Punching pillows = a strategy I’m now going to add to my anger management. After the wine. Before the crying.
Yikes! That IS a good one. I interviewed a mom of twins once who told me that hers poured bucket of water in her walk-in closet. Why? They wanted to make a swimming pool. My twins (now 14) would fish out all sorts of dangerous things from the trash (like broken glass) and create “games.” Crazy!
The indoor swimming pool idea made me laugh. Easier to laugh when it happens to someone else!
Also hose-related: Begging to go through the sprinkler, and then actually playing in it for all of 5 minutes.
Actually any time my children go outside because they want to and then decide to go to my in-laws’ house (which is right next door) instead. Probably in the hopes of getting a treat and/or getting to watch TV. Drives me bonkers.
Your in-laws live next door? Sounds like a dream. I’d just let the kids go over there all the time, which likely explains why my in-laws live 3 hours away.
I will tell you the story of our most difficult to clean up annoyance from the past because teenagers are so annoying I don’t want to talk about it.
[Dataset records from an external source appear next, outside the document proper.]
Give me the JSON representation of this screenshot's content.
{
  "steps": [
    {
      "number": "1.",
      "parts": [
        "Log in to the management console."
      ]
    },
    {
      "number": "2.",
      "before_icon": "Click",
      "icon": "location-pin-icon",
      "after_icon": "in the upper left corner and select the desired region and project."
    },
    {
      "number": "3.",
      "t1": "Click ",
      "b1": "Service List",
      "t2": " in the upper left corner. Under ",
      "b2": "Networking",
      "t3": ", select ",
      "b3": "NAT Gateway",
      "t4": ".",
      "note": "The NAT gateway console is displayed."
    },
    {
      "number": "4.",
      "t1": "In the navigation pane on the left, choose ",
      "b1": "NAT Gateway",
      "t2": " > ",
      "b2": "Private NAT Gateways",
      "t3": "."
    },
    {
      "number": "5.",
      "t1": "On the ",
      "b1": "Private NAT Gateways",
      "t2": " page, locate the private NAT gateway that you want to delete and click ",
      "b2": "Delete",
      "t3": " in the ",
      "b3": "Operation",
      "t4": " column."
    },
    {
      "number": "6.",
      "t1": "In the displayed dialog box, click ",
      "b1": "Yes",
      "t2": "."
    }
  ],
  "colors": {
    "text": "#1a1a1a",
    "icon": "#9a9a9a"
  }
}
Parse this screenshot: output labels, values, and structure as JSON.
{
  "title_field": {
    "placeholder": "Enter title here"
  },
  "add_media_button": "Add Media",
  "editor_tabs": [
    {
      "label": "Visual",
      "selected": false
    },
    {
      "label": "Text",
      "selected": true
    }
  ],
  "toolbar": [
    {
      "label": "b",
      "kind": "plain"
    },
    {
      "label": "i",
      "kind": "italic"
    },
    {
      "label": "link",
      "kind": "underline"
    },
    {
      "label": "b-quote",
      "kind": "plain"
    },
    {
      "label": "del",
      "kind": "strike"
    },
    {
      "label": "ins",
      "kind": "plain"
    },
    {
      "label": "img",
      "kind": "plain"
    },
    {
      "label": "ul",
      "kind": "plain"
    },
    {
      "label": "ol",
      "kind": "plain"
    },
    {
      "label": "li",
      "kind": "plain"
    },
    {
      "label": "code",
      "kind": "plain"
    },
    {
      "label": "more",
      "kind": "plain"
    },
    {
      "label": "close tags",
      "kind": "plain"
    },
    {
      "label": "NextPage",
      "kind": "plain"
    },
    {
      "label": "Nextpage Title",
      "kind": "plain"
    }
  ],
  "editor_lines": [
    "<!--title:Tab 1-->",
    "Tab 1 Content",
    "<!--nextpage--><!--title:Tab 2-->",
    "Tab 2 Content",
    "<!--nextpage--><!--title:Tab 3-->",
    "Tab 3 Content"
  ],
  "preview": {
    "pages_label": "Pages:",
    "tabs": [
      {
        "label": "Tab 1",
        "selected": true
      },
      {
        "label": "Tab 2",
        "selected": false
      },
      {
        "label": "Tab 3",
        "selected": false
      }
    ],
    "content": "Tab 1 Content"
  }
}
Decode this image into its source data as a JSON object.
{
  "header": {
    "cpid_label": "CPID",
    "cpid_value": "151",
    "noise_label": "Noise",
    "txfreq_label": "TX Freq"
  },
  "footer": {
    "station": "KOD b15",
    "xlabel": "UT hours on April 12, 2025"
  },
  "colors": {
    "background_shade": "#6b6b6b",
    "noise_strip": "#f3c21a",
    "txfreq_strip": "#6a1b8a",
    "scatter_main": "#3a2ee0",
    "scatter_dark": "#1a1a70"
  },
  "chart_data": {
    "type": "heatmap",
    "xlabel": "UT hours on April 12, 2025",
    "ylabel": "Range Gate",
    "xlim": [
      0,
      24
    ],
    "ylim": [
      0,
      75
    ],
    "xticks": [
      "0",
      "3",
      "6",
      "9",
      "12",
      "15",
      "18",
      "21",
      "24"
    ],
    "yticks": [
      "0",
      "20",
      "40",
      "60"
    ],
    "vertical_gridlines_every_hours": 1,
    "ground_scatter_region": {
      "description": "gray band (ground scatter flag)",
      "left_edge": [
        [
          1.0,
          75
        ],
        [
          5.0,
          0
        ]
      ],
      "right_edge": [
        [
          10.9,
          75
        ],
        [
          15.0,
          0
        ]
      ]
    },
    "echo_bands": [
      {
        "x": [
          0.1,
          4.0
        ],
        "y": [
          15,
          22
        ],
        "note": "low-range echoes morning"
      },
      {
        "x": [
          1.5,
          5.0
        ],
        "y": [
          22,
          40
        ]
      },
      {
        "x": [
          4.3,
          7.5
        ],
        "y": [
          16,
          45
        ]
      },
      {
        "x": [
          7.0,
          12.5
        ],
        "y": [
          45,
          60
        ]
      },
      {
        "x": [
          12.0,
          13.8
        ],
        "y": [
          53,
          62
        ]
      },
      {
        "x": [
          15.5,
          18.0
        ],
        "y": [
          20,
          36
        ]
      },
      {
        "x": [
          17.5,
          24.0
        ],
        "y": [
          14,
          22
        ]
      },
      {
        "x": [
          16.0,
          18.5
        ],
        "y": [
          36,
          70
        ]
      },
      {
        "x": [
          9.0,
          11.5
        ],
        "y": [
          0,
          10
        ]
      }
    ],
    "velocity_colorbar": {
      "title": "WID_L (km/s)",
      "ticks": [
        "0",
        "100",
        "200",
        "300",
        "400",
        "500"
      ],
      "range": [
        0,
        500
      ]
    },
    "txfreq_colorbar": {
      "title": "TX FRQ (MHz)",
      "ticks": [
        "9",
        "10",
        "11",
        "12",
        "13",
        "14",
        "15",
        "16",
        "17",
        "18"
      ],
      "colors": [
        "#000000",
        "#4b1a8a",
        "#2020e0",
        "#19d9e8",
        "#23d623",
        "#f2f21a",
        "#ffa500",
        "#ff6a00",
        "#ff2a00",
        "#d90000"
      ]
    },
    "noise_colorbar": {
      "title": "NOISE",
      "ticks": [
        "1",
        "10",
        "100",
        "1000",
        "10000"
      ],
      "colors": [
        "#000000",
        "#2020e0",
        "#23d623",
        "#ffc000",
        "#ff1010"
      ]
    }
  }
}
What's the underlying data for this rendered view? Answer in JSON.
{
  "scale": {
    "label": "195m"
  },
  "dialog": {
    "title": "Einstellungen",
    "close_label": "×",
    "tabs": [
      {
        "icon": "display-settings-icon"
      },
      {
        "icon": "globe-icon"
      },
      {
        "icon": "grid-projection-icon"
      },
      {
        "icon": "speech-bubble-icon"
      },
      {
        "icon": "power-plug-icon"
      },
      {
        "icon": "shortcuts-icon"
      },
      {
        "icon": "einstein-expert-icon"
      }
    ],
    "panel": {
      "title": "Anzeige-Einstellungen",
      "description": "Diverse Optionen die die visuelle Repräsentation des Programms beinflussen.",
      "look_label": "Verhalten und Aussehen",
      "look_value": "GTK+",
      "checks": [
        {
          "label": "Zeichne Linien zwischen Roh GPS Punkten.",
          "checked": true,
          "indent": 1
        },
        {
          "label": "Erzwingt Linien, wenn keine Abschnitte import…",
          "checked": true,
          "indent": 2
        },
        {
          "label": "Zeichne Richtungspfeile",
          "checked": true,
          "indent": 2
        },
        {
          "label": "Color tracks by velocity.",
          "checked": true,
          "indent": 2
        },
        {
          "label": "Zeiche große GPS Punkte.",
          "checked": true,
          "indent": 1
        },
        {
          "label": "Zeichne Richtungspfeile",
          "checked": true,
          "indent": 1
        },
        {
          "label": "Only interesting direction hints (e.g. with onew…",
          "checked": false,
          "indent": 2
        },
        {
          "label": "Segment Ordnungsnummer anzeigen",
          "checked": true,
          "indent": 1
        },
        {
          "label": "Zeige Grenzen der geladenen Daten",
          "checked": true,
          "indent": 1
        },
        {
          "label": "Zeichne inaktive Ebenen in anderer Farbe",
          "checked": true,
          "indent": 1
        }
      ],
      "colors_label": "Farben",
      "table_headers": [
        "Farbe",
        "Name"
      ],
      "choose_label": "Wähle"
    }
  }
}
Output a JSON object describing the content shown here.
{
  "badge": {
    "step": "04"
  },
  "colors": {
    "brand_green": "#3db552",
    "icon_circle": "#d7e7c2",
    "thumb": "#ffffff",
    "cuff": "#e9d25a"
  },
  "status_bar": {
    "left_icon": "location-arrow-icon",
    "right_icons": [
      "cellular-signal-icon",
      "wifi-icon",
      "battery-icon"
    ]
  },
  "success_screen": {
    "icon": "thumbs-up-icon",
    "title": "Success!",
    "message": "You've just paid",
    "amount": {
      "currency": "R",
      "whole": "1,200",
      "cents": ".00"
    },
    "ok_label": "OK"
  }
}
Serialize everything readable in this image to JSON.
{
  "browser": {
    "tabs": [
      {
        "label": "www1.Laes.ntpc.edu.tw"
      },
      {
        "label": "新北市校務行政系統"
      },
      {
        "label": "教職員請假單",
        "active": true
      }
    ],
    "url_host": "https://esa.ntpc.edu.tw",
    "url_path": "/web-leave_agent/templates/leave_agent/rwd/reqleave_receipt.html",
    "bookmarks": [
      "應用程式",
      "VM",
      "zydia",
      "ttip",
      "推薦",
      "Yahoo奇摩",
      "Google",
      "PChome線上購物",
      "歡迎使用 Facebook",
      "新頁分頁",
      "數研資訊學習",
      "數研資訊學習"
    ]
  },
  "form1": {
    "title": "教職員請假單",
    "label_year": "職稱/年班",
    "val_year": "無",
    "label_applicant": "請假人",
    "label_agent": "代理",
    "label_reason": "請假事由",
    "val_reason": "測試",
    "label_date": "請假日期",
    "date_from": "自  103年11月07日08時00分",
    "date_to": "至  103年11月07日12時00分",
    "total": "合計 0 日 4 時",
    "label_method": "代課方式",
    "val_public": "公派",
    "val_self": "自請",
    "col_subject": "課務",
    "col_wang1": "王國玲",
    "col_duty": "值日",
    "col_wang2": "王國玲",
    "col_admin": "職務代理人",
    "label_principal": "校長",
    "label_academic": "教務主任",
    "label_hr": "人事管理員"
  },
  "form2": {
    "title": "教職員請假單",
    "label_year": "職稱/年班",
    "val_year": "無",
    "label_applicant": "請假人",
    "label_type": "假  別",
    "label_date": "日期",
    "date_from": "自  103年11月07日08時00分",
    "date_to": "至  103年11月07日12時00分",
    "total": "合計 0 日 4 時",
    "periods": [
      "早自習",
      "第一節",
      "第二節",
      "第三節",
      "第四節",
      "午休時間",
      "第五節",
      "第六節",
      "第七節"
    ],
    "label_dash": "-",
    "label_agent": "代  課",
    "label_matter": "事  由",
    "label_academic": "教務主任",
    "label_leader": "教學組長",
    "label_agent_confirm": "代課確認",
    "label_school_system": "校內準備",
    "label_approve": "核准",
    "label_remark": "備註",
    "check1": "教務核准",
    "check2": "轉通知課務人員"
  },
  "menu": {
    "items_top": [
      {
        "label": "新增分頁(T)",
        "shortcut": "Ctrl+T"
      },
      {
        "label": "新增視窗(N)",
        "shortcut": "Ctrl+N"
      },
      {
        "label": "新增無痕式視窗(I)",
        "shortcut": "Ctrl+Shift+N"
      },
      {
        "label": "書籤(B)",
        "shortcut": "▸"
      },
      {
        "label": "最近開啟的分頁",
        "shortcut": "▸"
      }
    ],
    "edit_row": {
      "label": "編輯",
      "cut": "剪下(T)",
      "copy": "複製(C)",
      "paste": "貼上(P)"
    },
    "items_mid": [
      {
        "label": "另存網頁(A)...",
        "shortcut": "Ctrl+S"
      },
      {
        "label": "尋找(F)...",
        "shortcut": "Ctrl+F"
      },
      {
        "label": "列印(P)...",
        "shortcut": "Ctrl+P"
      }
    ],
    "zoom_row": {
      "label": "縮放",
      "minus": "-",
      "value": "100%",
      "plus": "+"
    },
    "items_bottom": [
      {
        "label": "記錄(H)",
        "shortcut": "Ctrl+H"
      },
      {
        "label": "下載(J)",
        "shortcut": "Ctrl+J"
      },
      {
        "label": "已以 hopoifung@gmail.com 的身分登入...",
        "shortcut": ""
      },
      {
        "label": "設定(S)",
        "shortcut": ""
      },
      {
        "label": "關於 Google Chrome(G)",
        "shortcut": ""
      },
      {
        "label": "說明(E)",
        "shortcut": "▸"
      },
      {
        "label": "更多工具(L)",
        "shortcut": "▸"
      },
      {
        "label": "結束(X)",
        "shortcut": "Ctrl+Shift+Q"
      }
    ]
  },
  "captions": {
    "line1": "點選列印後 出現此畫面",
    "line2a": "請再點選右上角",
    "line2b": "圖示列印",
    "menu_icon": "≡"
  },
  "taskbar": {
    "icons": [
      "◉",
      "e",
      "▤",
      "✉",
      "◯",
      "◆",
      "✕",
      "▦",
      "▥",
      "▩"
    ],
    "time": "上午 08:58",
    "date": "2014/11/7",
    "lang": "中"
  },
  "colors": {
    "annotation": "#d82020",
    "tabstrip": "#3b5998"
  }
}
When she was 4 my middle daughter thought it would be interesting to rip open half a bag of her sisters Pull Ups to get to the stuff inside and see what would happen if she put it all in the full bathtub.
Yeah that was fun!
OMG. Was it really absorbent?
Aren’t 6 year olds fun? I am, in fact, having time to write this because my son is in time-out…for screaming at me for 10 minutes because I dared to want to take him to Target to get him new underwear. Yes, I know, I’m a terrible mom……
The underwear curse….hilarious (again, when it’s not my kid). Sometimes I put myself in time out, but one of twins usually joins me.
When introduced to one of my most important clients, Lief came up with this: “Oh, you’re THAT guy.” Then whispered theatrically to me: “You said he had a little pointy tail.”
Lief is funny. In a mortifying way, but funny. Thanks for commenting!